The book I keep turning to over and over again, I read it once every two years. It is the perfect combination of humor, drama, tragedy, social commentary, and I laugh so much. When you started this conversation, Jermaine, you asked me what my superpower is, and so I'm going to bring this full circle and say that part of giving a dynamic presentation, or speech, or writing a good book, and at the same time, teaching something, or making a statement about something that can be very heavy…

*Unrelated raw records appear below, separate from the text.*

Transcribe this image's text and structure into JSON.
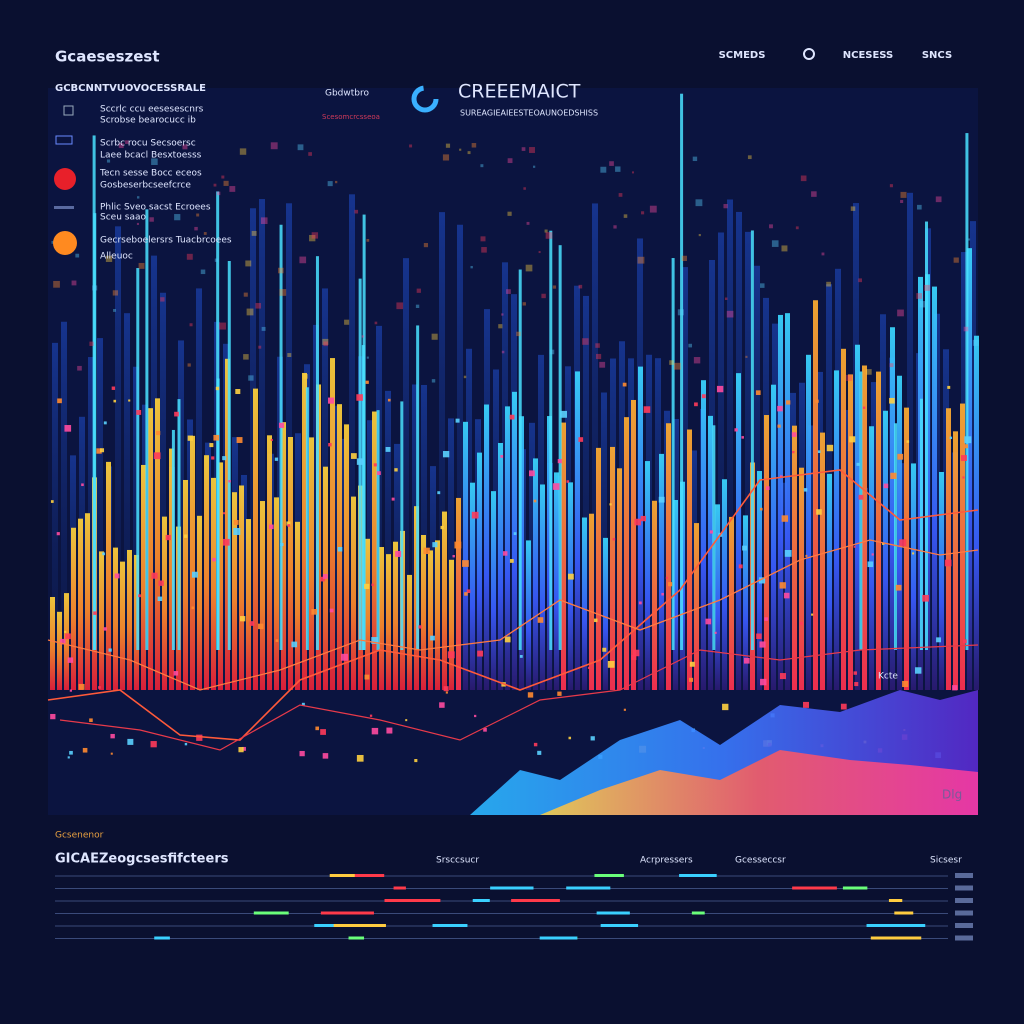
{
  "header": {
    "brand": "Gcaeseszest",
    "nav": [
      "SCMEDS",
      "NCESESS",
      "SNCS"
    ]
  },
  "sidebar": {
    "title": "GCBCNNTVUOVOCESSRALE",
    "items": [
      {
        "lines": [
          "Sccrlc ccu eesesescnrs",
          "Scrobse bearocucc ib"
        ]
      },
      {
        "lines": [
          "Scrbc rocu Secsoersc",
          "Laee bcacl Besxtoesss"
        ]
      },
      {
        "lines": [
          "Tecn sesse Bocc eceos",
          "Gosbeserbcseefcrce"
        ]
      },
      {
        "lines": [
          "Phlic Sveo sacst Ecroees",
          "Sceu saao"
        ]
      },
      {
        "lines": [
          "Gecrseboelersrs Tuacbrcoees",
          "Alleuoc"
        ]
      }
    ]
  },
  "banner": {
    "tag": "Gbdwtbro",
    "tag_sub": "Scesomcrcsseoa",
    "title": "CREEEMAICT",
    "subtitle": "SUREAGIEAIEESTEOAUNOEDSHISS"
  },
  "chart": {
    "labels": [
      "Kcte",
      "Dlg"
    ]
  },
  "table": {
    "section": "Gcsenenor",
    "title": "GICAEZeogcsesfifcteers",
    "columns": [
      "Srsccsucr",
      "Acrpressers",
      "Gcesseccsr",
      "Sicsesr"
    ]
  }
}
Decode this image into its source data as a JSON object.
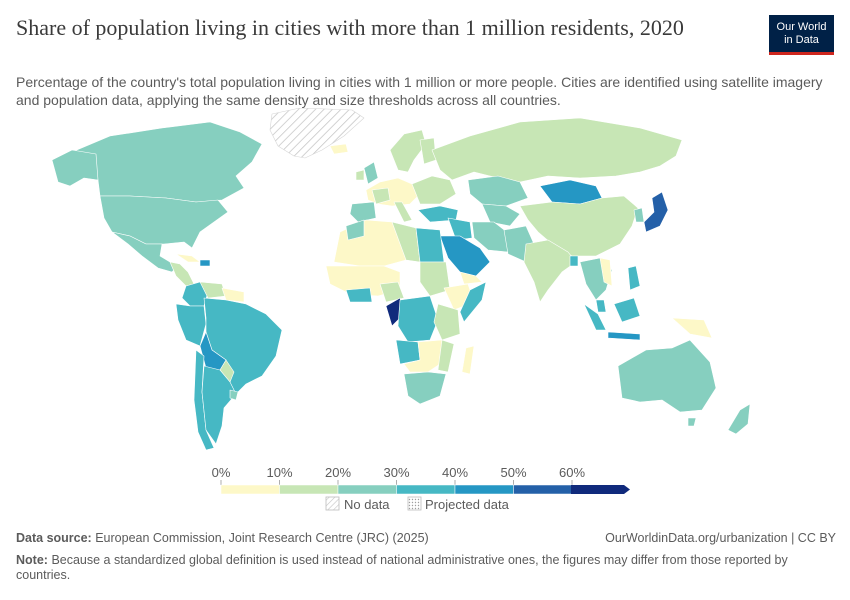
{
  "header": {
    "title": "Share of population living in cities with more than 1 million residents, 2020",
    "subtitle": "Percentage of the country's total population living in cities with 1 million or more people. Cities are identified using satellite imagery and population data, applying the same density and size thresholds across all countries.",
    "logo_line1": "Our World",
    "logo_line2": "in Data"
  },
  "legend": {
    "ticks": [
      "0%",
      "10%",
      "20%",
      "30%",
      "40%",
      "50%",
      "60%"
    ],
    "colors": [
      "#fdf8c8",
      "#c7e6b5",
      "#86cfbf",
      "#46b8c4",
      "#2597c4",
      "#2460a8",
      "#102a7c"
    ],
    "no_data_label": "No data",
    "projected_label": "Projected data"
  },
  "map_data": {
    "variable": "Share of population living in cities with more than 1 million residents",
    "year": 2020,
    "unit": "%",
    "bins": [
      0,
      10,
      20,
      30,
      40,
      50,
      60
    ],
    "approx_shares": {
      "Japan": 55,
      "Saudi Arabia": 50,
      "Mongolia": 45,
      "Congo": 60,
      "Bolivia": 45,
      "Australia": 25,
      "Canada": 25,
      "United States": 25,
      "Brazil": 35,
      "Argentina": 35,
      "Russia": 15,
      "China": 15,
      "India": 15,
      "Egypt": 35,
      "Indonesia": 35,
      "Greenland": null
    }
  },
  "footer": {
    "source_label": "Data source:",
    "source_text": "European Commission, Joint Research Centre (JRC) (2025)",
    "url": "OurWorldinData.org/urbanization | CC BY",
    "note_label": "Note:",
    "note_text": "Because a standardized global definition is used instead of national administrative ones, the figures may differ from those reported by countries."
  }
}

I got up this morning feeling good and black, thinking black thoughts. I did black things, like played all my black records, and minded my own black business. I put on my best black clothes, walked out my black door, and Lord have mercy, wiped snow.

Man.

Part of being able to talk about these very weighty and heavy things is bringing the humor, because when I bring the humor, then it puts your shoulders down, and it ingratiates yourself to me, and it makes you just feel a little bit more comfortable. Now, once I got you comfortable, then I can go in. I think there's a book that does that for me time and time again. It's a book by the author of Erasure, which got turned into the movie, American Fiction. It's a book by Percival Everett that not a lot of people know, but it's a novel called I Am Not Sidney Poitier. It is freaking brilliant, and that's probably my favorite book of all time.